I remember Bennifred. Definite similarities.

Are you sure you mean Bennifred?

I agree about the OP. I can't work out why a few continue to encourage him.

rockingbilly

RuthnJasper wrote: »

I don't know whether to smile or weep at this thread. There are so many contradictions in rockingbilly's story; and I don't think they relate to dementia or the morphine. Morphine knocks you flat out (I believe that's partly the idea); I know, I've had it in hospital several times. It's only prescribed as a last resort, due to its addictiveness and unfortunate side-effects.


But for someone on regular doses of morphine and suffering with dementia, rockingbilly expresses himself very articulately.


I remember Bennifred. Definite similarities.

bspm wrote: »

I think most of us have realised that too.

I also take morphine, I am asleep 18 hours out of 24 lol !

It's a shame that I am not allowed to scan and post the repeat prescription list along with a 4 page assessment report from the CMHT for Older People.
Medication affects people in different ways. Yes I have regular A&E attendances and look forward to IV Morphine! But the MST that I am prescribed does not have the same effect. For someone to be asleep for 18 out of 24 hours because of Morphine, is wrong - you should go back to your GP and tell them of this.
The brain scan shows early signs off Vascular Dementia as well as brain damage caused by the failure to seek hospital attention.
Personally I don't care what you think or believe and do wonder if both of your postings have been made in the spirit of what this forum was set up to do.
What I have reported are the facts.

NeilCr

rockingbilly wrote: »

I will leave all in peace as being, I will no longer give advice to other posters as was requested of me for obvious reasons.

This didn't last long. I've seen posts in at least three threads giving information/advice.

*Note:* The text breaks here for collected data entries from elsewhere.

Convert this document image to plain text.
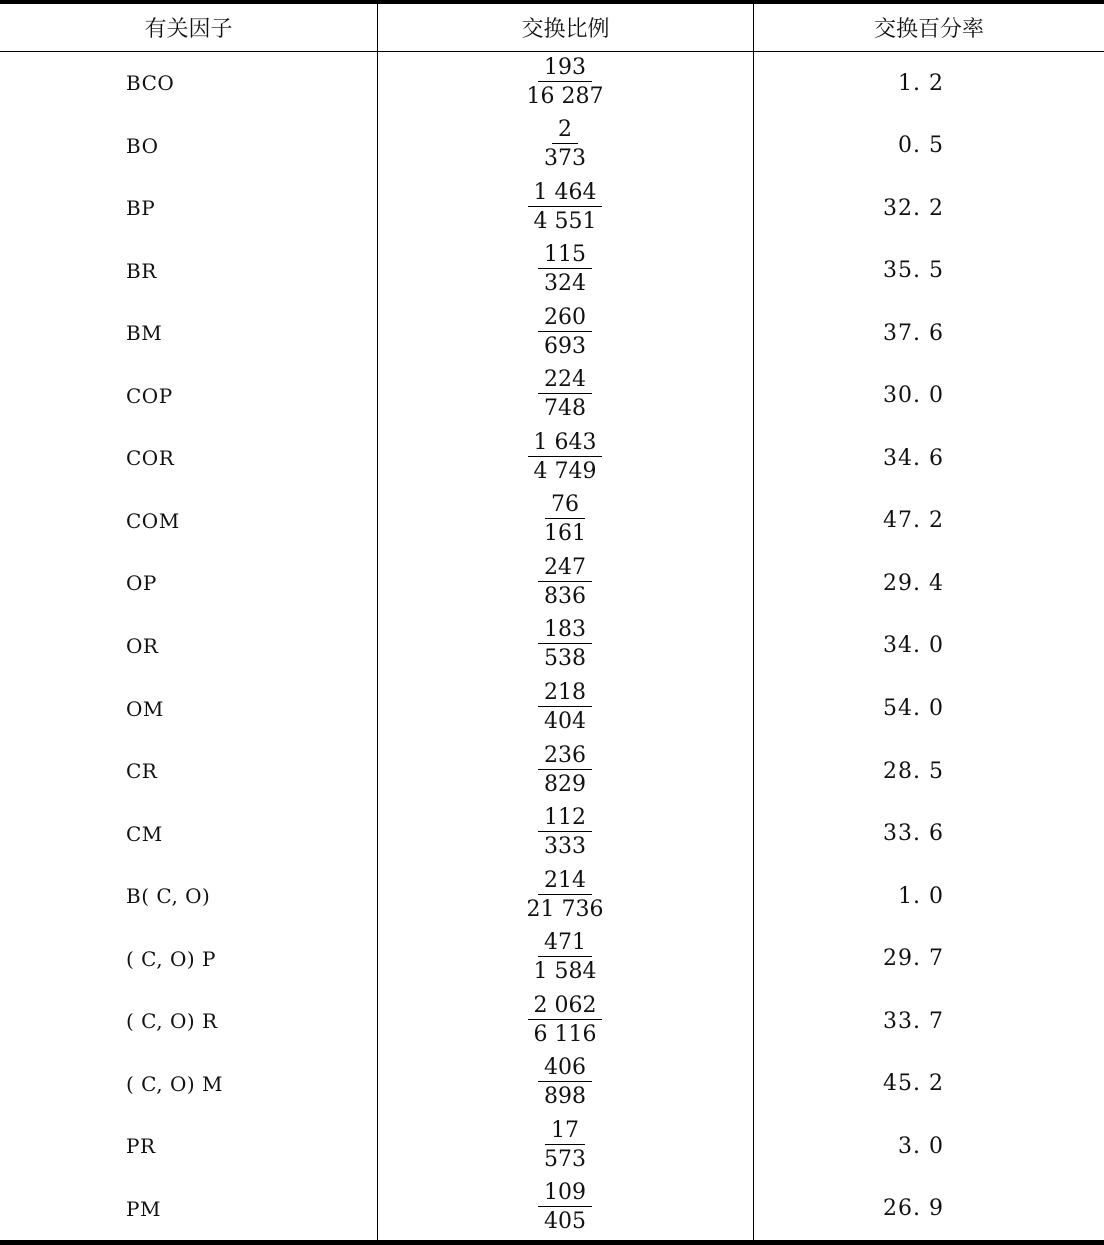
有关因子	交换比例	交换百分率
BCO	$\frac{193}{16 287}$	1. 2
BO	$\frac{2}{373}$	0. 5
BP	$\frac{1 464}{4 551}$	32. 2
BR	$\frac{115}{324}$	35. 5
BM	$\frac{260}{693}$	37. 6
COP	$\frac{224}{748}$	30. 0
COR	$\frac{1 643}{4 749}$	34. 6
COM	$\frac{76}{161}$	47. 2
OP	$\frac{247}{836}$	29. 4
OR	$\frac{183}{538}$	34. 0
OM	$\frac{218}{404}$	54. 0
CR	$\frac{236}{829}$	28. 5
CM	$\frac{112}{333}$	33. 6
B( C, O)	$\frac{214}{21 736}$	1. 0
( C, O) P	$\frac{471}{1 584}$	29. 7
( C, O) R	$\frac{2 062}{6 116}$	33. 7
( C, O) M	$\frac{406}{898}$	45. 2
PR	$\frac{17}{573}$	3. 0
PM	$\frac{109}{405}$	26. 9
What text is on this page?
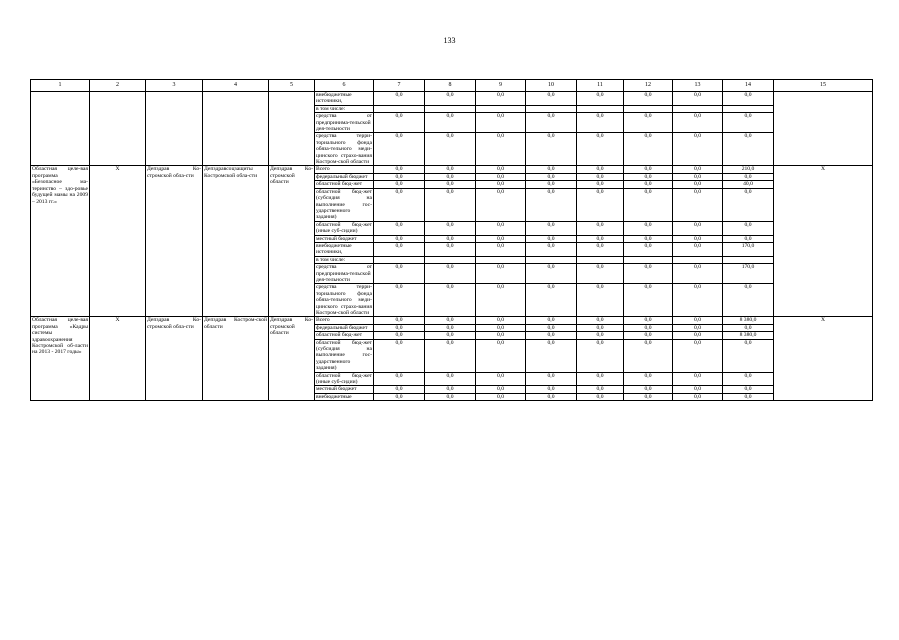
133
1	2	3	4	5	6	7	8	9	10	11	12	13	14	15
					внебюджетные источники,	0,0	0,0	0,0	0,0	0,0	0,0	0,0	0,0	
					в том числе:									
					средства от предпринима-тельской дея-тельности	0,0	0,0	0,0	0,0	0,0	0,0	0,0	0,0	
					средства терри-ториального фонда обяза-тельного меди-цинского страхо-вания Костром-ской области	0,0	0,0	0,0	0,0	0,0	0,0	0,0	0,0	
Областная целе-вая программа «Безопасное ма-теринство – здо-ровье будущей мамы на 2009 – 2013 гг.»	Х	Депздрав Ко-стромской обла-сти	Депздравсоцзащиты Костромской обла-сти	Депздрав Ко-стромской области	Всего	0,0	0,0	0,0	0,0	0,0	0,0	0,0	210,0	Х
					федеральный бюджет	0,0	0,0	0,0	0,0	0,0	0,0	0,0	0,0	
					областной бюд-жет	0,0	0,0	0,0	0,0	0,0	0,0	0,0	40,0	
					областной бюд-жет (субсидия на выполнение гос-ударственного задания)	0,0	0,0	0,0	0,0	0,0	0,0	0,0	0,0	
					областной бюд-жет (иные суб-сидии)	0,0	0,0	0,0	0,0	0,0	0,0	0,0	0,0	
					местный бюджет	0,0	0,0	0,0	0,0	0,0	0,0	0,0	0,0	
					внебюджетные источники,	0,0	0,0	0,0	0,0	0,0	0,0	0,0	170,0	
					в том числе:									
					средства от предпринима-тельской дея-тельности	0,0	0,0	0,0	0,0	0,0	0,0	0,0	170,0	
					средства терри-ториального фонда обяза-тельного меди-цинского страхо-вания Костром-ской области	0,0	0,0	0,0	0,0	0,0	0,0	0,0	0,0	
Областная целе-вая программа «Кадры системы здравоохранения Костромской об-ласти на 2013 - 2017 годы»	Х	Депздрав Ко-стромской обла-сти	Депздрав Костром-ской области	Депздрав Ко-стромской области	Всего	0,0	0,0	0,0	0,0	0,0	0,0	0,0	8 380,0	Х
					федеральный бюджет	0,0	0,0	0,0	0,0	0,0	0,0	0,0	0,0	
					областной бюд-жет	0,0	0,0	0,0	0,0	0,0	0,0	0,0	8 380,0	
					областной бюд-жет (субсидия на выполнение гос-ударственного задания)	0,0	0,0	0,0	0,0	0,0	0,0	0,0	0,0	
					областной бюд-жет (иные суб-сидии)	0,0	0,0	0,0	0,0	0,0	0,0	0,0	0,0	
					местный бюджет	0,0	0,0	0,0	0,0	0,0	0,0	0,0	0,0	
					внебюджетные	0,0	0,0	0,0	0,0	0,0	0,0	0,0	0,0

So - once again. Please don't post on these advice threads because either a) your illness causes you confusion/memory loss (which I am not disputing) or b) you aren't very good at keeping to your word which isn't a sound basis for someone dispensing information/advice

rockingbilly

NeilCr wrote: »

This didn't last long. I've seen posts in at least three threads giving information/advice.

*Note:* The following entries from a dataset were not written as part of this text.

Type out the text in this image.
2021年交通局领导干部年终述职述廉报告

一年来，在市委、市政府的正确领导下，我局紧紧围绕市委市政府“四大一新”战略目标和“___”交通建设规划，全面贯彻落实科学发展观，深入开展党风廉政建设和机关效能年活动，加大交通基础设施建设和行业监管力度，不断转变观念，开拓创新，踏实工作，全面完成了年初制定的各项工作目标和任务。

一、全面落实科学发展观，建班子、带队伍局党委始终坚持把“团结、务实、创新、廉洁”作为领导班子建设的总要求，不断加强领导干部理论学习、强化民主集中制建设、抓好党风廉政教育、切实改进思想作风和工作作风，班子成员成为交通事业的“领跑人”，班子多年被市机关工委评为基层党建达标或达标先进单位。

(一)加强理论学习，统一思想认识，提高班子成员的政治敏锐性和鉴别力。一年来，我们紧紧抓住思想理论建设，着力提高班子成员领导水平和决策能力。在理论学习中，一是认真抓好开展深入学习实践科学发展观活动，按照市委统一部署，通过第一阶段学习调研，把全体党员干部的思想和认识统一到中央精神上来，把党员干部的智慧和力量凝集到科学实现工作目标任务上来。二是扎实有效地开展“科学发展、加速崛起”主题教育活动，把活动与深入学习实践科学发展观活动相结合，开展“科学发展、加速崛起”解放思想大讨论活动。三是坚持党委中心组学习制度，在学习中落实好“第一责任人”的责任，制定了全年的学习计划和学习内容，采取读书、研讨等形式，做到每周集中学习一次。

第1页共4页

So - once again. Please don't post on these advice threads because either a) your illness causes you confusion/memory loss (which I am not disputing) or b) you aren't very good at keeping to your word which isn't a sound basis for someone dispensing information/advice

I have given FACTUAL information. and not advice or opinion.
I have where appropriate factually stated something that I know to be a fact.

I will not give advice as promised before. but will mention if I have been through something or my wife has similar to what the poster has said.

I still don't understand why I am still getting these ridiculous comments as above - maybe others should refrain from posting anything other than advice??

bigbulldog

rockingbilly wrote: »

It's a shame that I am not allowed to scan and post the repeat prescription list along with a 4 page assessment report from the CMHT for Older People.
Medication affects people in different ways. Yes I have regular A&E attendances and look forward to IV Morphine! But the MST that I am prescribed does not have the same effect. For someone to be asleep for 18 out of 24 hours because of Morphine, is wrong - you should go back to your GP and tell them of this.
The brain scan shows early signs off Vascular Dementia as well as brain damage caused by the failure to seek hospital attention.
Personally I don't care what you think or believe and do wonder if both of your postings have been made in the spirit of what this forum was set up to do.
What I have reported are the facts.

For all the problems you are supposed to be suffering with along with your so called medication you have to take you seem to string sentences along with no trouble at all

There is NO way your as bad as you try and make out you are .

All your after is free money for your grand children and want the state to pay your RFL for your prestige car.